Incorporation of additional animals with self-trained phenotypes enhanced the accuracy of genomic predictions compared to that of predictions that were derived from the subset of animals with measured phenotypes. The optimal ratio of animals with self-trained phenotypes to animals with measured phenotypes (2.5, 2.0, and 1.8) and the maximum increase achieved in prediction accuracy measured as the correlation between predicted and actual RFI phenotypes (5.9, 4.1, and 2.4%) decreased as the size of the initial training set (300, 400, and 500 animals with measured phenotypes) increased. The optimal number of animals with self-trained phenotypes may be smaller when prediction accuracy is measured as the mean squared error rather than the correlation between predicted and actual RFI phenotypes.

Conclusions

Our results demonstrate that semi-supervised learning models that incorporate self-trained phenotypes can achieve genomic prediction accuracies that are comparable to those obtained with models using larger training sets that include only animals with measured phenotypes. Semi-supervised learning can be helpful for genomic prediction of novel traits, such as RFI, for which the size of reference population is limited, in particular, when the animals to be predicted and the animals in the reference population originate from the same herd-environment.

Background

When using whole-genome markers to predict breeding values or future phenotypes, a main challenge is the construction of an effective reference population that includes genotyped and phenotyped individuals for training the prediction model. Both size of the reference population and genetic distance between the reference population and the current pool of selection candidates are critical factors [1, 2]. Given a sufficient number of individuals in the reference population or training set, there are several highly effective “supervised learning” techniques for training prediction models, such as Bayesian regression models, genomic best linear unbiased prediction (BLUP), kernel-based methods, and machine-learning algorithms (e.g., [36]). Very large reference populations are available for some traits and species, such as for milk yield in Holstein dairy cattle, but for other traits such as feed efficiency, the size of the reference population is often limited by the exorbitant cost or intensive labor requirements associated with measuring individual phenotypes. For dry matter intake (DMI) in dairy cattle, researchers have collated data from multiple countries to estimate genetic parameters and perform genomic prediction [7, 8]. Alternatively, after several years of genomic selection on traits such as milk yield, hundreds of thousands of dairy cows and bulls have been genotyped, and useful information that can enhance the accuracy of genomic prediction for feed efficiency could be extracted from the available genomic data of animals that have not been measured for the phenotype of interest.

A powerful tool from the machine-learning community has potential for addressing this challenge, i.e. a technique known as semi-supervised learning. As its name suggests, semi-supervised learning refers to models that combine attributes of supervised and unsupervised learning [9]. Most genomic prediction models that are currently popular, such as genomic BLUP and Bayesian regression, rely on supervised model training.
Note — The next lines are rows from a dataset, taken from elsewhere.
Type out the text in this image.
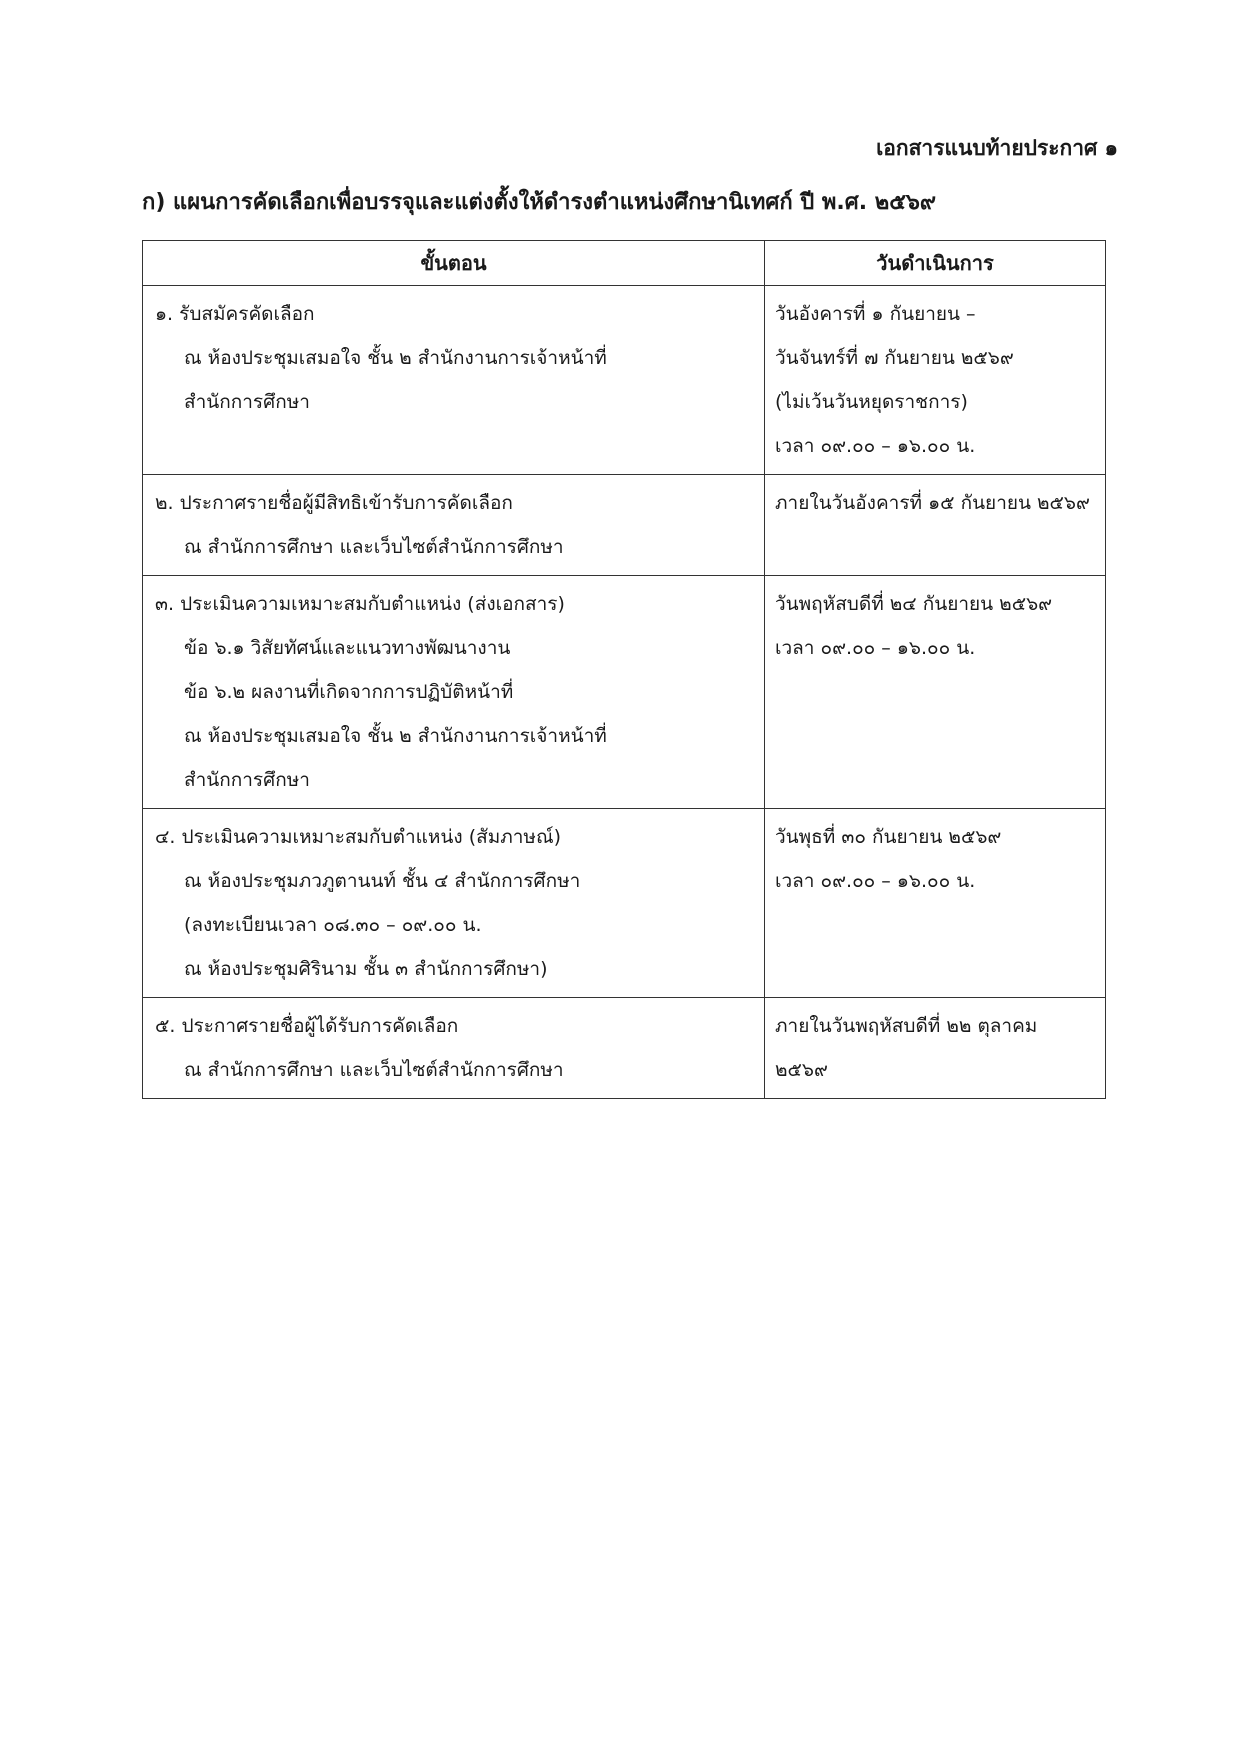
เอกสารแนบท้ายประกาศ ๑
ก) แผนการคัดเลือกเพื่อบรรจุและแต่งตั้งให้ดำรงตำแหน่งศึกษานิเทศก์ ปี พ.ศ. ๒๕๖๙
ขั้นตอน	วันดำเนินการ

๑. รับสมัครคัดเลือก
ณ ห้องประชุมเสมอใจ ชั้น ๒ สำนักงานการเจ้าหน้าที่
สำนักการศึกษา	วันอังคารที่ ๑ กันยายน –
วันจันทร์ที่ ๗ กันยายน ๒๕๖๙
(ไม่เว้นวันหยุดราชการ)
เวลา ๐๙.๐๐ – ๑๖.๐๐ น.

๒. ประกาศรายชื่อผู้มีสิทธิเข้ารับการคัดเลือก
ณ สำนักการศึกษา และเว็บไซต์สำนักการศึกษา	ภายในวันอังคารที่ ๑๕ กันยายน ๒๕๖๙

๓. ประเมินความเหมาะสมกับตำแหน่ง (ส่งเอกสาร)
ข้อ ๖.๑ วิสัยทัศน์และแนวทางพัฒนางาน
ข้อ ๖.๒ ผลงานที่เกิดจากการปฏิบัติหน้าที่
ณ ห้องประชุมเสมอใจ ชั้น ๒ สำนักงานการเจ้าหน้าที่
สำนักการศึกษา	วันพฤหัสบดีที่ ๒๔ กันยายน ๒๕๖๙
เวลา ๐๙.๐๐ – ๑๖.๐๐ น.

๔. ประเมินความเหมาะสมกับตำแหน่ง (สัมภาษณ์)
ณ ห้องประชุมภวภูตานนท์ ชั้น ๔ สำนักการศึกษา
(ลงทะเบียนเวลา ๐๘.๓๐ – ๐๙.๐๐ น.
ณ ห้องประชุมศิรินาม ชั้น ๓ สำนักการศึกษา)	วันพุธที่ ๓๐ กันยายน ๒๕๖๙
เวลา ๐๙.๐๐ – ๑๖.๐๐ น.

๕. ประกาศรายชื่อผู้ได้รับการคัดเลือก
ณ สำนักการศึกษา และเว็บไซต์สำนักการศึกษา	ภายในวันพฤหัสบดีที่ ๒๒ ตุลาคม
๒๕๖๙
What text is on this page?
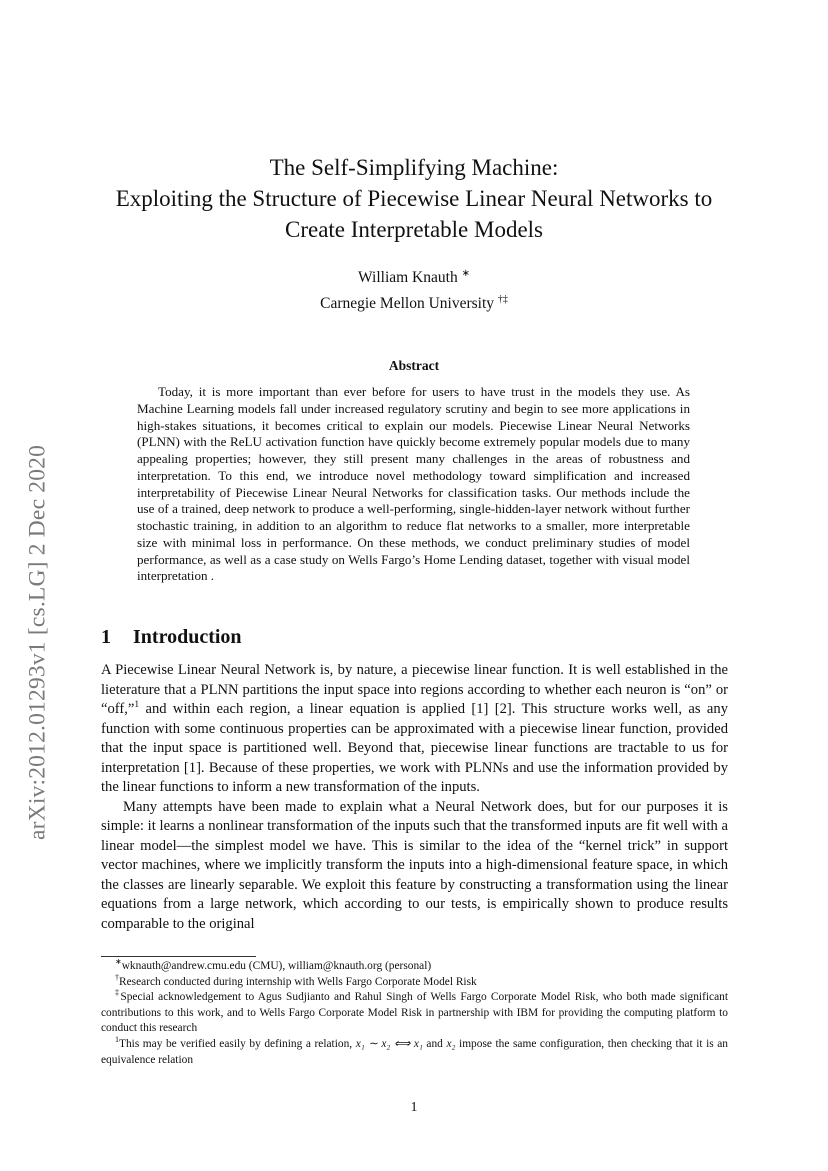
arXiv:2012.01293v1 [cs.LG] 2 Dec 2020
The Self-Simplifying Machine:
Exploiting the Structure of Piecewise Linear Neural Networks to
Create Interpretable Models
William Knauth ∗
Carnegie Mellon University †‡
Abstract

Today, it is more important than ever before for users to have trust in the models they use. As Machine Learning models fall under increased regulatory scrutiny and begin to see more applications in high-stakes situations, it becomes critical to explain our models. Piecewise Linear Neural Networks (PLNN) with the ReLU activation function have quickly become extremely popular models due to many appealing properties; however, they still present many challenges in the areas of robustness and interpretation. To this end, we introduce novel methodology toward simplification and increased interpretability of Piecewise Linear Neural Networks for classification tasks. Our methods include the use of a trained, deep network to produce a well-performing, single-hidden-layer network without further stochastic training, in addition to an algorithm to reduce flat networks to a smaller, more interpretable size with minimal loss in performance. On these methods, we conduct preliminary studies of model performance, as well as a case study on Wells Fargo’s Home Lending dataset, together with visual model interpretation .

1 Introduction

A Piecewise Linear Neural Network is, by nature, a piecewise linear function. It is well established in the lieterature that a PLNN partitions the input space into regions according to whether each neuron is “on” or “off,”$^1$ and within each region, a linear equation is applied [1] [2]. This structure works well, as any function with some continuous properties can be approximated with a piecewise linear function, provided that the input space is partitioned well. Beyond that, piecewise linear functions are tractable to us for interpretation [1]. Because of these properties, we work with PLNNs and use the information provided by the linear functions to inform a new transformation of the inputs.

Many attempts have been made to explain what a Neural Network does, but for our purposes it is simple: it learns a nonlinear transformation of the inputs such that the transformed inputs are fit well with a linear model—the simplest model we have. This is similar to the idea of the “kernel trick” in support vector machines, where we implicitly transform the inputs into a high-dimensional feature space, in which the classes are linearly separable. We exploit this feature by constructing a transformation using the linear equations from a large network, which according to our tests, is empirically shown to produce results comparable to the original

∗wknauth@andrew.cmu.edu (CMU), william@knauth.org (personal)

†Research conducted during internship with Wells Fargo Corporate Model Risk

‡Special acknowledgement to Agus Sudjianto and Rahul Singh of Wells Fargo Corporate Model Risk, who both made significant contributions to this work, and to Wells Fargo Corporate Model Risk in partnership with IBM for providing the computing platform to conduct this research

$^1$This may be verified easily by defining a relation, x₁ ∼ x₂ ⟺ x₁ and x₂ impose the same configuration, then checking that it is an equivalence relation

1
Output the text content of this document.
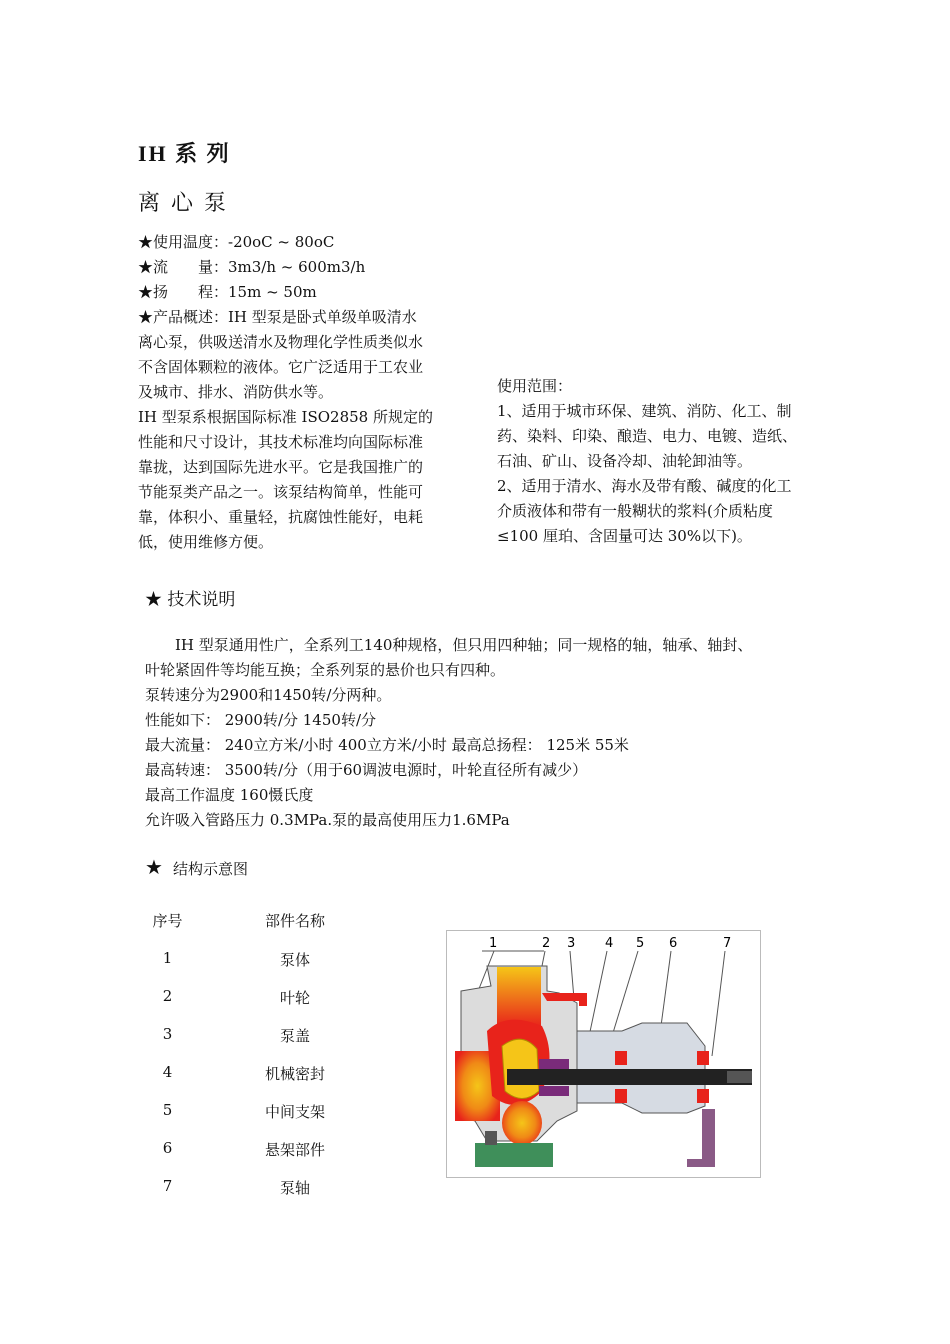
IH 系 列
离 心 泵
★使用温度：-20oC ~ 80oC
★流　　量：3m3/h ~ 600m3/h
★扬　　程：15m ~ 50m
★产品概述：IH 型泵是卧式单级单吸清水
离心泵，供吸送清水及物理化学性质类似水
不含固体颗粒的液体。它广泛适用于工农业
及城市、排水、消防供水等。
IH 型泵系根据国际标准 ISO2858 所规定的
性能和尺寸设计，其技术标准均向国际标准
靠拢，达到国际先进水平。它是我国推广的
节能泵类产品之一。该泵结构简单，性能可
靠，体积小、重量轻，抗腐蚀性能好，电耗
低，使用维修方便。
使用范围：
1、适用于城市环保、建筑、消防、化工、制
药、染料、印染、酿造、电力、电镀、造纸、
石油、矿山、设备冷却、油轮卸油等。
2、适用于清水、海水及带有酸、碱度的化工
介质液体和带有一般糊状的浆料(介质粘度
≤100 厘珀、含固量可达 30%以下)。
★ 技术说明
IH 型泵通用性广，全系列工140种规格，但只用四种轴；同一规格的轴，轴承、轴封、
叶轮紧固件等均能互换；全系列泵的悬价也只有四种。
泵转速分为2900和1450转/分两种。
性能如下： 2900转/分 1450转/分
最大流量： 240立方米/小时 400立方米/小时 最高总扬程： 125米 55米
最高转速： 3500转/分（用于60调波电源时，叶轮直径所有减少）
最高工作温度 160慑氏度
允许吸入管路压力 0.3MPa.泵的最高使用压力1.6MPa
★ 结构示意图
序号	部件名称
1	泵体
2	叶轮
3	泵盖
4	机械密封
5	中间支架
6	悬架部件
7	泵轴
1	2 3 4 5 6	7
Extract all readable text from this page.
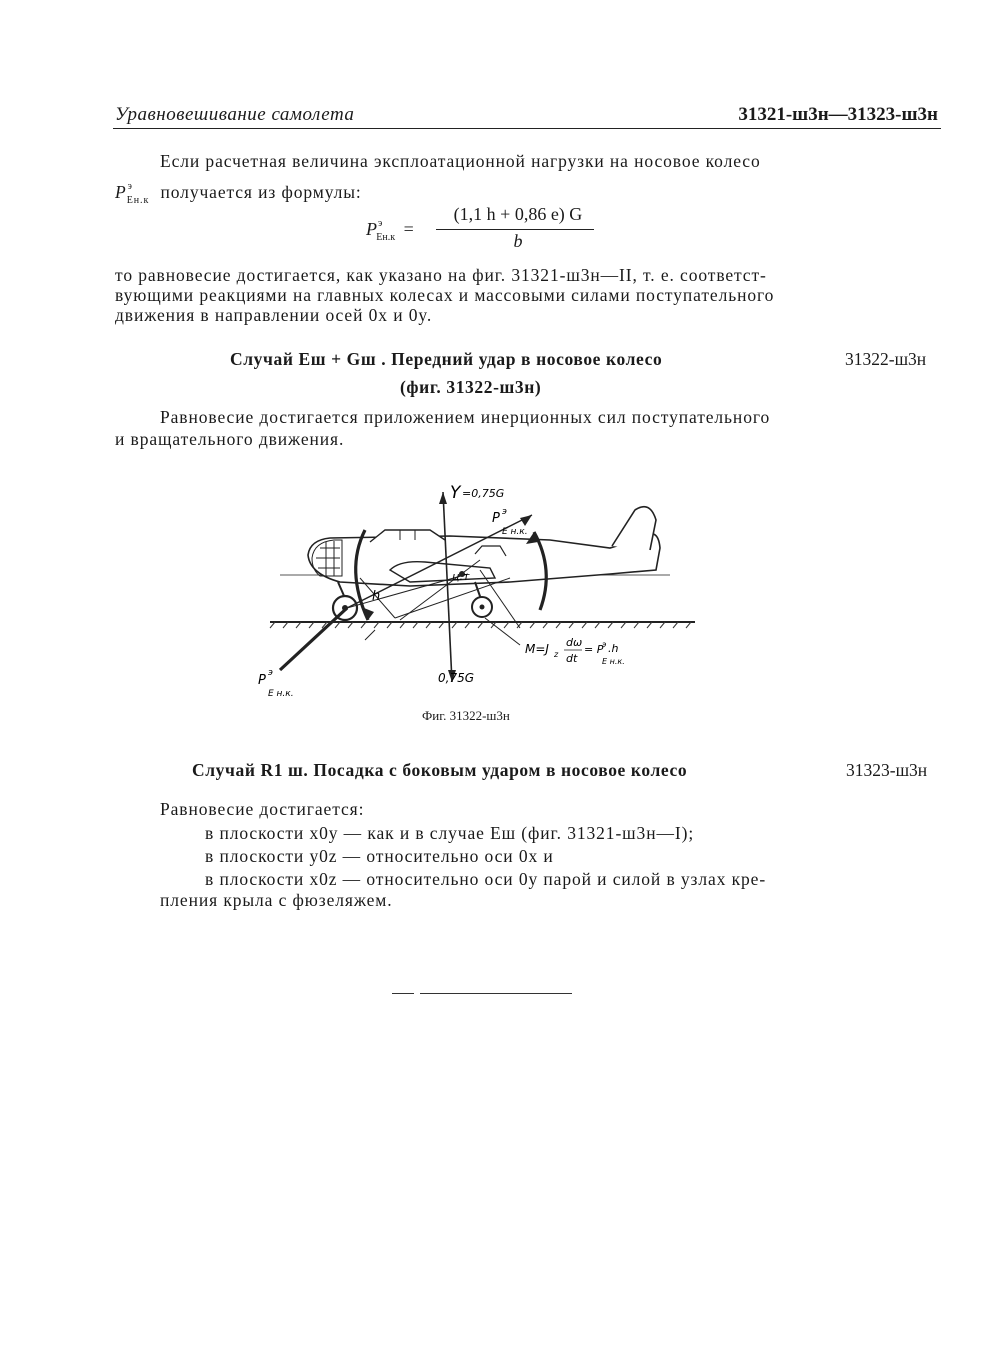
Уравновешивание самолета	31321-ш3н—31323-ш3н
Если расчетная величина эксплоатационной нагрузки на носовое колесо
$P^э_{Eн.к}$ получается из формулы:
$P^э_{Eн.к}$ =
(1,1 h + 0,86 e) G
b
то равновесие достигается, как указано на фиг. 31321-ш3н—II, т. е. соответст-
вующими реакциями на главных колесах и массовыми силами поступательного
движения в направлении осей 0x и 0y.
Случай Eш + Gш . Передний удар в носовое колесо
(фиг. 31322-ш3н)
31322-ш3н
Равновесие достигается приложением инерционных сил поступательного
и вращательного движения.
Y =0,75G
P э
E н.к.
ц.т
h
M=J z
dω
dt
= P
э
E н.к.
.h
0,75G
P э
E н.к.
Фиг. 31322-ш3н
Случай R1 ш. Посадка с боковым ударом в носовое колесо	31323-ш3н
Равновесие достигается:
в плоскости x0y — как и в случае Eш (фиг. 31321-ш3н—I);
в плоскости y0z — относительно оси 0x и
в плоскости x0z — относительно оси 0y парой и силой в узлах кре-
пления крыла с фюзеляжем.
In supervised models, a measured phenotype is provided as the desired “label” for an animal, and this phenotype supervises the process of model training to predict future phenotypes from the corresponding genotypes. In contrast, for unsupervised learning no measured phenotype is available to supervise the labeling of an animal’s genotype. An example of unsupervised learning is the use of principal component analysis to cluster animals into groups based on the similarity of their genotypes.

In this study, and in the context of genomic selection for enhanced feed efficiency in dairy cattle, we applied a simple but widely used semi-supervised learning algorithm known as the “self-training” model [9]. During the learning process, this model uses its own predictions that are derived from the subset of “labeled” individuals with measured phenotypes, to teach itself on the relationships between genotypes and phenotypes of “unlabeled” individuals with missing phenotypes. The self-training model that can be wrapped around a wide variety of genomic prediction methods. In this study, we extended a typical machine-learning genomic selection model, namely the support vector machine (SVM) [10, 11], which provided higher prediction accuracies of residual feed intake (RFI) using whole-genome molecular markers than the random forests model [12]. In this approach, the training data consist of a combination of individuals with measured phenotypes and model-derived “self-trained” phenotypes, and both sources of data are used for subsequent prediction of genomic breeding values for RFI. Knowledge about the genomic relationships within the population of animals without phenotypes can contribute to the accuracy of selection, and if this is successful, the resulting prediction accuracy will exceed that of a supervised learner trained with only the animals that have measured phenotypes. The underlying assumptions are that the measurement of additional phenotypes for the novel trait is difficult or expensive, and that additional genotypes of animals without novel trait phenotypes are available at little or no cost.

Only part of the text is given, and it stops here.